Not only are some of these painfully drawn out “jokes” incredibly unfunny, but they can also be remarkably offensive in some cases. There are some pretty insensitive allusions to sexual assault here, as well as a collection of secondary characters defined by negative racial stereotypes (even though I chuckled heartily when the Latina maid was revealed to have been faking her poor English the entire time).

Cinephiles often claim that increasingly sloppy writing led to audiences giving up on spoof movies, but the fact is that many of the more beloved examples of the genre contain some of the same issues as later films like A Haunted House – it’s just that we as an audience have (mostly) grown up and are now demanding more from our comedy. However, this isn’t the case everywhere, as – much like the Elves from Lord of the Rings – spoof movies never really died, they simply diminished.

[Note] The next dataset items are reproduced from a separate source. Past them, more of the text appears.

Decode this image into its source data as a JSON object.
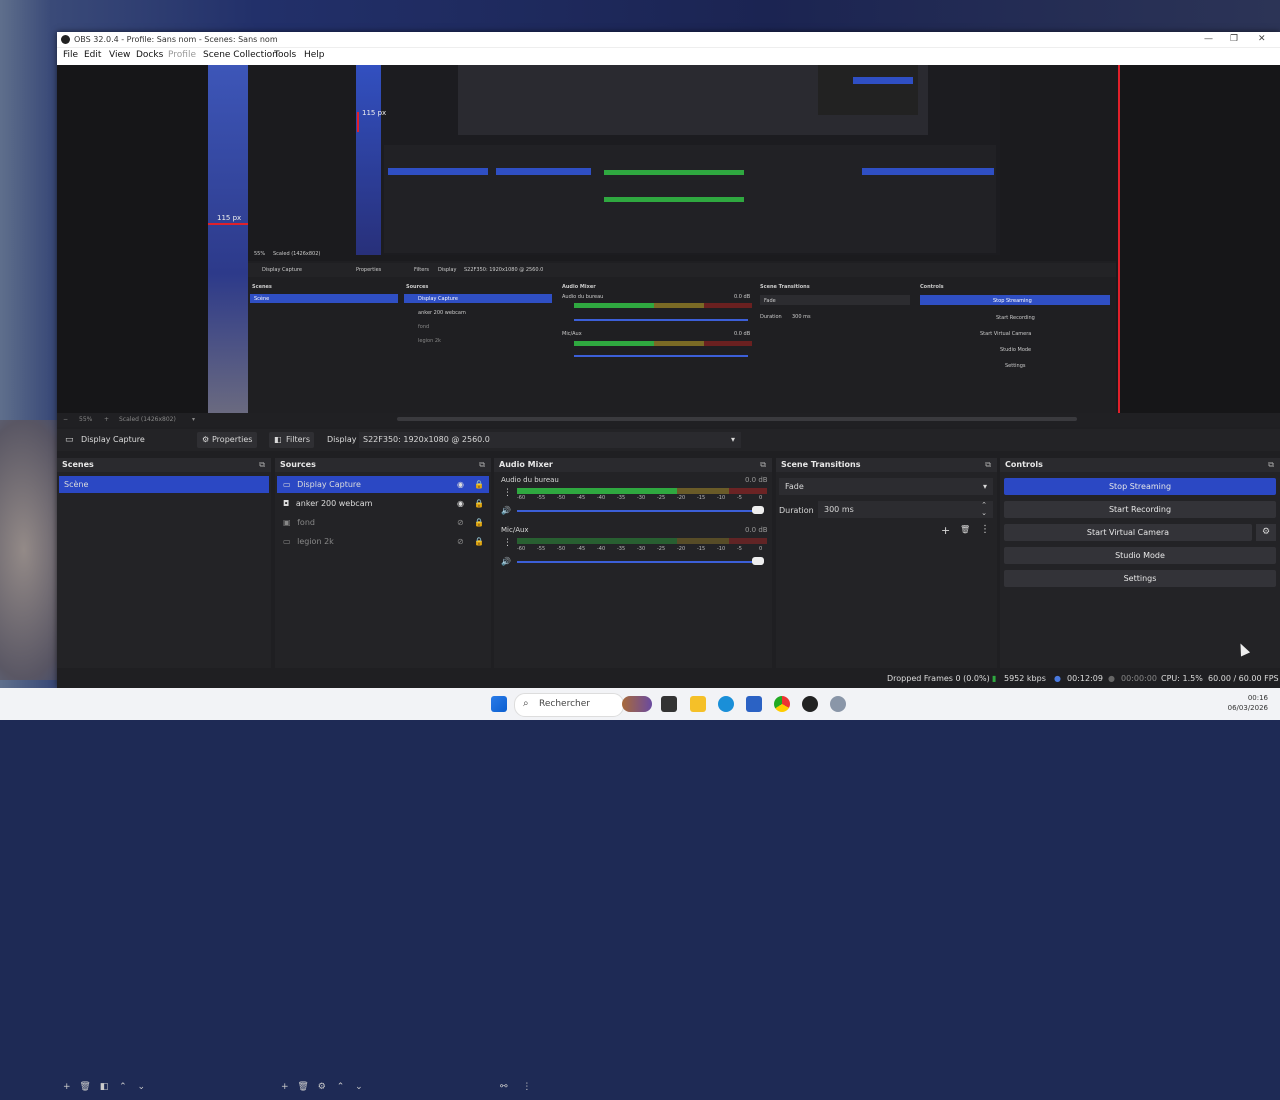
{
  "window": {
    "title": "OBS 32.0.4 - Profile: Sans nom - Scenes: Sans nom",
    "controls": [
      "—",
      "❐",
      "✕"
    ]
  },
  "menu": [
    {
      "label": "File",
      "enabled": true
    },
    {
      "label": "Edit",
      "enabled": true
    },
    {
      "label": "View",
      "enabled": true
    },
    {
      "label": "Docks",
      "enabled": true
    },
    {
      "label": "Profile",
      "enabled": false
    },
    {
      "label": "Scene Collection",
      "enabled": true
    },
    {
      "label": "Tools",
      "enabled": true
    },
    {
      "label": "Help",
      "enabled": true
    }
  ],
  "preview": {
    "ruler_label_top": "115 px",
    "ruler_label_left": "115 px",
    "inner": {
      "zoom": "55%",
      "scaled": "Scaled (1426x802)",
      "source_name": "Display Capture",
      "properties": "Properties",
      "filters": "Filters",
      "display_label": "Display",
      "display_value": "S22F350: 1920x1080 @ 2560.0",
      "docks": [
        "Scenes",
        "Sources",
        "Audio Mixer",
        "Scene Transitions",
        "Controls"
      ],
      "scene": "Scène",
      "sources": [
        "Display Capture",
        "anker 200 webcam",
        "fond",
        "legion 2k"
      ],
      "mixer_channels": [
        "Audio du bureau",
        "Mic/Aux"
      ],
      "mixer_db": [
        "0.0 dB",
        "0.0 dB"
      ],
      "transition": "Fade",
      "duration_label": "Duration",
      "duration_value": "300 ms",
      "controls": [
        "Stop Streaming",
        "Start Recording",
        "Start Virtual Camera",
        "Studio Mode",
        "Settings"
      ]
    }
  },
  "zoombar": {
    "zoom": "55%",
    "scaled": "Scaled (1426x802)"
  },
  "propbar": {
    "source_name": "Display Capture",
    "properties": "Properties",
    "filters": "Filters",
    "display_label": "Display",
    "display_value": "S22F350: 1920x1080 @ 2560.0"
  },
  "docks": {
    "scenes": {
      "title": "Scenes",
      "items": [
        "Scène"
      ]
    },
    "sources": {
      "title": "Sources",
      "items": [
        {
          "name": "Display Capture",
          "icon": "monitor-icon",
          "visible": true,
          "selected": true
        },
        {
          "name": "anker 200 webcam",
          "icon": "camera-icon",
          "visible": true,
          "selected": false
        },
        {
          "name": "fond",
          "icon": "image-icon",
          "visible": false,
          "selected": false
        },
        {
          "name": "legion  2k",
          "icon": "monitor-icon",
          "visible": false,
          "selected": false
        }
      ]
    },
    "mixer": {
      "title": "Audio Mixer",
      "channels": [
        {
          "name": "Audio du bureau",
          "db": "0.0 dB",
          "level": 0.53
        },
        {
          "name": "Mic/Aux",
          "db": "0.0 dB",
          "level": 0.0
        }
      ],
      "scale": [
        "-60",
        "-55",
        "-50",
        "-45",
        "-40",
        "-35",
        "-30",
        "-25",
        "-20",
        "-15",
        "-10",
        "-5",
        "0"
      ]
    },
    "transitions": {
      "title": "Scene Transitions",
      "transition": "Fade",
      "duration_label": "Duration",
      "duration_value": "300 ms"
    },
    "controls": {
      "title": "Controls",
      "buttons": [
        "Stop Streaming",
        "Start Recording",
        "Start Virtual Camera",
        "Studio Mode",
        "Settings"
      ]
    }
  },
  "status": {
    "dropped": "Dropped Frames 0 (0.0%)",
    "bitrate": "5952 kbps",
    "stream_time": "00:12:09",
    "rec_time": "00:00:00",
    "cpu": "CPU: 1.5%",
    "fps": "60.00 / 60.00 FPS"
  },
  "taskbar": {
    "search": "Rechercher",
    "time": "00:16",
    "date": "06/03/2026"
  },
  "colors": {
    "accent": "#2b48c4",
    "red": "#e0202a",
    "meter_green": "#2fa840",
    "meter_yellow": "#a58a2a",
    "meter_red": "#8a2424"
  }
}
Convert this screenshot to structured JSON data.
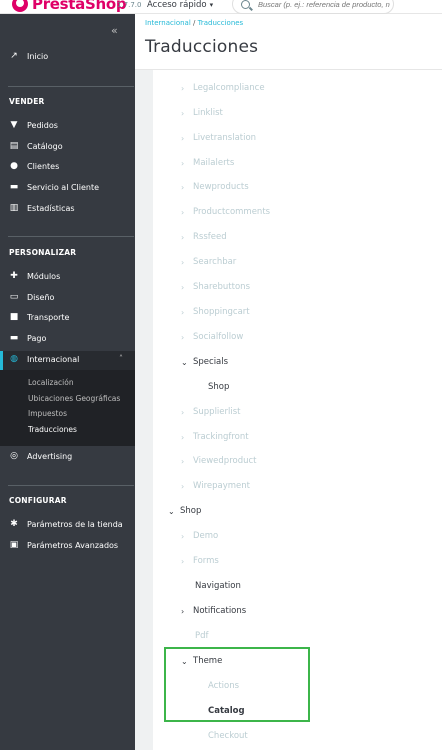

A Haunted House made so much money that they immediately started working on a second one that released the following year (to even worse reviews), and the same team would later collaborate once again on yet another spoof, 50 Shades of Black. This kind of film clearly still exists and still makes a lot of money (especially here in Brazil), they just don’t have the same cultural impact that they used to in a pre-social-media-humor world.

At the end of the day, A Haunted House is no comedic masterpiece, failing to live up to the laugh-out-loud thrills of films like Scary Movie 3, but it’s also not the trainwreck that most critics made it out to be back in 2013. Comedy is extremely subjective, and while the raunchy humor behind this flick definitely isn’t for everyone, I still think that this satirical romp is mostly harmless fun that might entertain Found Footage fans that don’t take themselves too seriously.